ERIC Number: ED074806
Record Type: RIE
Publication Date: 1972-Dec
Reference Count: 0
The Te-ni-wo-ha: An Etymological Study.
Jolly, Yukiko S.
Papers in Japanese Linguistics, v1 n2 p218-227 Dec 1972
The designation of the Japanese word class "joshi" (in English known as particles, post-positional case markers, or relationals) by the term te-ni-wo-ha can be traced to the early superimposition of the Chinese writing system on Japanese speech. Because of the structural differences between the two languages and the existence of elements in Japanese not covered by the Chinese writing system, the Japanese developed a notational chart of dots to be added to the Chinese characters. Such a dot-code system was used to express relationships of the joshi and was designated te-ni-wo-ha by combining the names of the particles at the four corners of the chart. The term te-ni-wo-ha remains today even though the original dot-code system no longer exists and the Chinese characters used for writing Japanese are phonological representations containing no graphic, inherently syntactic indication of meaning. (VM)

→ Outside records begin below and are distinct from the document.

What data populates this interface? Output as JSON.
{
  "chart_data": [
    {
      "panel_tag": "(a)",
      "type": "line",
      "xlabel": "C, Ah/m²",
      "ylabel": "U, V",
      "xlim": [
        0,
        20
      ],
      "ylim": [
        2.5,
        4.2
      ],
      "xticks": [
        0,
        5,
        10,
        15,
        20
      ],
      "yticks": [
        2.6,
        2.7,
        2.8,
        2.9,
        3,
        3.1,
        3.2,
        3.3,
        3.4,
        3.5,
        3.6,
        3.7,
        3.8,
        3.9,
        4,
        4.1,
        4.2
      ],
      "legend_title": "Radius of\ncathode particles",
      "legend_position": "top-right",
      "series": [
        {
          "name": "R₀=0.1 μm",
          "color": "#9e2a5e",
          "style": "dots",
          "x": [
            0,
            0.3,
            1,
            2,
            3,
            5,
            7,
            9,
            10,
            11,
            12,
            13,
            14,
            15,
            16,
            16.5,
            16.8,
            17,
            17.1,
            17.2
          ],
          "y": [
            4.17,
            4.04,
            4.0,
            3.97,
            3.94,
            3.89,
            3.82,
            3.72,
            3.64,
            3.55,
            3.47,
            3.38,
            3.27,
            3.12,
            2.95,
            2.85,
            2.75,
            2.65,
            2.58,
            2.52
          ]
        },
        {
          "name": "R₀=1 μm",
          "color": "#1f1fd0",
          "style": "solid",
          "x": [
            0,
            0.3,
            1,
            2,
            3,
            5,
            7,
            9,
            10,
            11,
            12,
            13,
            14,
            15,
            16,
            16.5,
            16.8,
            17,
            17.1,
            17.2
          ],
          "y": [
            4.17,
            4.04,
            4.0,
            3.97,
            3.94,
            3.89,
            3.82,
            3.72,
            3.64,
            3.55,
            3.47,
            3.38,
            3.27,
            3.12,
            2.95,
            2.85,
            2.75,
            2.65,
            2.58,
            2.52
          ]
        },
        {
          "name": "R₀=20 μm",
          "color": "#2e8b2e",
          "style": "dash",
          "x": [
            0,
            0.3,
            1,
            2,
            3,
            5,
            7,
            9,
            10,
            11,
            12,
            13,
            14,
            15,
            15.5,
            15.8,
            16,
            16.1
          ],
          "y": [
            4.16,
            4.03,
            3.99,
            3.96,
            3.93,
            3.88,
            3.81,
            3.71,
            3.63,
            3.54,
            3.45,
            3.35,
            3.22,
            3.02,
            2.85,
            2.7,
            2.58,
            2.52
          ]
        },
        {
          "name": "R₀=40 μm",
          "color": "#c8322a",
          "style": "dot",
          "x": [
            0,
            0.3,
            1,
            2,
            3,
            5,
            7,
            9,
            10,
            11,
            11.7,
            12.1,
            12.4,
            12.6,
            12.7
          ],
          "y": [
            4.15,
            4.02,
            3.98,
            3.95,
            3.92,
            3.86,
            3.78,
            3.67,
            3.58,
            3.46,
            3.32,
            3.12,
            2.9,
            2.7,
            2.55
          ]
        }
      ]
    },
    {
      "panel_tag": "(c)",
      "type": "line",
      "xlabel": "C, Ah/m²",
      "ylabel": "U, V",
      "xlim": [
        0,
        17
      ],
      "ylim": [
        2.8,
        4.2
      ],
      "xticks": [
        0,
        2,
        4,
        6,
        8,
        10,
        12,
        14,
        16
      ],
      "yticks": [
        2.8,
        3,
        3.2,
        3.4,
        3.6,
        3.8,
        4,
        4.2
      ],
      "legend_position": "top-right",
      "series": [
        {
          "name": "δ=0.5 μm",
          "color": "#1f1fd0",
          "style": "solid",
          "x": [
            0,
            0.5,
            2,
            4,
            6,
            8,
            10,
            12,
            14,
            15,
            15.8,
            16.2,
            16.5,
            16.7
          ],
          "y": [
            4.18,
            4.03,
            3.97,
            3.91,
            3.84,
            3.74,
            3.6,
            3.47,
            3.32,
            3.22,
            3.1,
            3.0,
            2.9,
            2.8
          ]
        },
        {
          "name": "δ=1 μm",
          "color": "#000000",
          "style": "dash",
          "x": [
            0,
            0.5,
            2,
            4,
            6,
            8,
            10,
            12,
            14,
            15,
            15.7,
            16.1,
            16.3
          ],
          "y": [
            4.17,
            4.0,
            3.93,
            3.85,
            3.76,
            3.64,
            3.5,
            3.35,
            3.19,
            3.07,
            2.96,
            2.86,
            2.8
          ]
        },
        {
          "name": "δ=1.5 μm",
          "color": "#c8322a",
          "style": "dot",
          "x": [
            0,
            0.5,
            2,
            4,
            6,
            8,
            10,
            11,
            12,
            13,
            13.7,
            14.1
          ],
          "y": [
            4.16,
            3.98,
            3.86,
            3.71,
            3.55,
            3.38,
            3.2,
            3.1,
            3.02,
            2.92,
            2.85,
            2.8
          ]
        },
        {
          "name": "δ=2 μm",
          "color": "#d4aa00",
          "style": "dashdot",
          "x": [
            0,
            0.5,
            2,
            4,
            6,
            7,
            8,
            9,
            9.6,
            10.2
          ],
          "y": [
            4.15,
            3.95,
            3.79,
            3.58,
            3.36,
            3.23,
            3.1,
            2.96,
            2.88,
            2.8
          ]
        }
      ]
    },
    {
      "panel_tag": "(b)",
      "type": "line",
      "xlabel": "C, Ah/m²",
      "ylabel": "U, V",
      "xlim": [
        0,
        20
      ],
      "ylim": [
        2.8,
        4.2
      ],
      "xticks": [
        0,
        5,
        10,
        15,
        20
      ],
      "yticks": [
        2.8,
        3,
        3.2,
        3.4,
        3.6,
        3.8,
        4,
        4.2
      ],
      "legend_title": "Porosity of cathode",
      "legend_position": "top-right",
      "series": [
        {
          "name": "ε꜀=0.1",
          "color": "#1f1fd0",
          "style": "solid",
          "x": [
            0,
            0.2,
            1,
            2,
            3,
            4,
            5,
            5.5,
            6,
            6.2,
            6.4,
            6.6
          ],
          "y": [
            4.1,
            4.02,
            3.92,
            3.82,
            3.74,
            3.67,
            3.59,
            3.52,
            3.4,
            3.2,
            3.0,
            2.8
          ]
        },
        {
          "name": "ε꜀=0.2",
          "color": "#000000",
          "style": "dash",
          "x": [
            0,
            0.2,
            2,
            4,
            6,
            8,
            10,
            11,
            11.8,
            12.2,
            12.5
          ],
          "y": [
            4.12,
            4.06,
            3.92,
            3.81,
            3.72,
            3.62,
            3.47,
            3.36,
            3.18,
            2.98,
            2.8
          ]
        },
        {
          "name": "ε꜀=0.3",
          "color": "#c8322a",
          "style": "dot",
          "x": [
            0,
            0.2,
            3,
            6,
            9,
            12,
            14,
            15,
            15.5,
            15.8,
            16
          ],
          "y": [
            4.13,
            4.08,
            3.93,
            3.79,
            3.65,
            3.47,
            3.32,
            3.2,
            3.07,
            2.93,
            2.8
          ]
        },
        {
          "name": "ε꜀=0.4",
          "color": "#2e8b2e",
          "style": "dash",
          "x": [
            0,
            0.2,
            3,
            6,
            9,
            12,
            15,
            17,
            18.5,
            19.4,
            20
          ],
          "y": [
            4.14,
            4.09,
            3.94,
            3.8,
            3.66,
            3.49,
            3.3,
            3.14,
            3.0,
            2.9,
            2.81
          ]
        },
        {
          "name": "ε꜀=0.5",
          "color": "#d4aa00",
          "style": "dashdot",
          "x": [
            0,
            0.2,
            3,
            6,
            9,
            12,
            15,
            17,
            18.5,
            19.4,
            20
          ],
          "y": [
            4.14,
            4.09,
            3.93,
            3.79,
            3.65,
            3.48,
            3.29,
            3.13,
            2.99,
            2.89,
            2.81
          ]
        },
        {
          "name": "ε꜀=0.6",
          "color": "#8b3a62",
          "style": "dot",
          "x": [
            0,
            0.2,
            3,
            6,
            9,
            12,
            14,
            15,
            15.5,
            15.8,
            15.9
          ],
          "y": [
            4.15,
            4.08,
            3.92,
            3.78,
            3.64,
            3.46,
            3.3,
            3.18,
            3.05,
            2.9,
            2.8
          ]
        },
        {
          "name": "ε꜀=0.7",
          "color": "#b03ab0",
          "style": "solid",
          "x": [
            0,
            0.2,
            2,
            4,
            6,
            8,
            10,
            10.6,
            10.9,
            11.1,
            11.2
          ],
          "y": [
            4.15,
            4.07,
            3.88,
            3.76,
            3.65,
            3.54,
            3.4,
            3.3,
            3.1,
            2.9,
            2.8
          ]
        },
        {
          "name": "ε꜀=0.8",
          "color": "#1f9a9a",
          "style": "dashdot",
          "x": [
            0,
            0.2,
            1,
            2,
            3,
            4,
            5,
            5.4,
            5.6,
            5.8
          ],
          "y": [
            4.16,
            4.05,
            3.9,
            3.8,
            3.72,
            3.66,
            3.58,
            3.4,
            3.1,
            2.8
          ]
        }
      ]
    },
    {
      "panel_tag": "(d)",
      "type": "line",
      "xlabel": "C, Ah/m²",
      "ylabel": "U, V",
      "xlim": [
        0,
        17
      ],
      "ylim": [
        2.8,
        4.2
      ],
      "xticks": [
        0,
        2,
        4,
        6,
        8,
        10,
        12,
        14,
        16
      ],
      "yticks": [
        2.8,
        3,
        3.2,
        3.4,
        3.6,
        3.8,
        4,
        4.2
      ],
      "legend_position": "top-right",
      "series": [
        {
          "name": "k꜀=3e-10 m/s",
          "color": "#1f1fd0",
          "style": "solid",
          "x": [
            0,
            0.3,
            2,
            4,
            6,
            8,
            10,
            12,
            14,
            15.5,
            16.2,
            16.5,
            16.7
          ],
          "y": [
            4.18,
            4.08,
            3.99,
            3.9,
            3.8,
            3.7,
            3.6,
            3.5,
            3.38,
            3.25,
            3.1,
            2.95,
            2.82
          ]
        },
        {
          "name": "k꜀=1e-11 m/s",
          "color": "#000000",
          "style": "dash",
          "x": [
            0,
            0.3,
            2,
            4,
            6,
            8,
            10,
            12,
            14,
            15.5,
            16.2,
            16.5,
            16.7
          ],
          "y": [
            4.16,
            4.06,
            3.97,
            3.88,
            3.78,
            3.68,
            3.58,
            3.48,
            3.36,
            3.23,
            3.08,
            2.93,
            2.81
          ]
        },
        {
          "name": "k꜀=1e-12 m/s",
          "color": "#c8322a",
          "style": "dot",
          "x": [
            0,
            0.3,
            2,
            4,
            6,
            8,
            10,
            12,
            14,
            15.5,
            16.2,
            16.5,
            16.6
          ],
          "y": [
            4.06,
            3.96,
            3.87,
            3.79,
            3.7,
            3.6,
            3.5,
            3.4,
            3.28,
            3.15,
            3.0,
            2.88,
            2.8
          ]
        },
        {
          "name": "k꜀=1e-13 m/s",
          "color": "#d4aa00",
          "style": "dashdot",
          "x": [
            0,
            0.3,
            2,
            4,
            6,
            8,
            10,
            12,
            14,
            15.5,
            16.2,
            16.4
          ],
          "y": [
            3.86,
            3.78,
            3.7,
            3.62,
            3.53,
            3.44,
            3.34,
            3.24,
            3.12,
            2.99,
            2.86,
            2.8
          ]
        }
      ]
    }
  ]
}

Descriptors: Alphabets, Case (Grammar), Chinese, Comparative Analysis, Diachronic Linguistics, Etymology, Form Classes (Languages), Grammar, Japanese, Language Acquisition, Language Patterns, Language Typology, Phonetics, Second Language Learning, Semantics, Sentence Structure, Syntax, Written Language
Publication Type: N/A
Education Level: N/A
Authoring Institution: California Univ., Berkeley. Japanese Linguistics Workshop.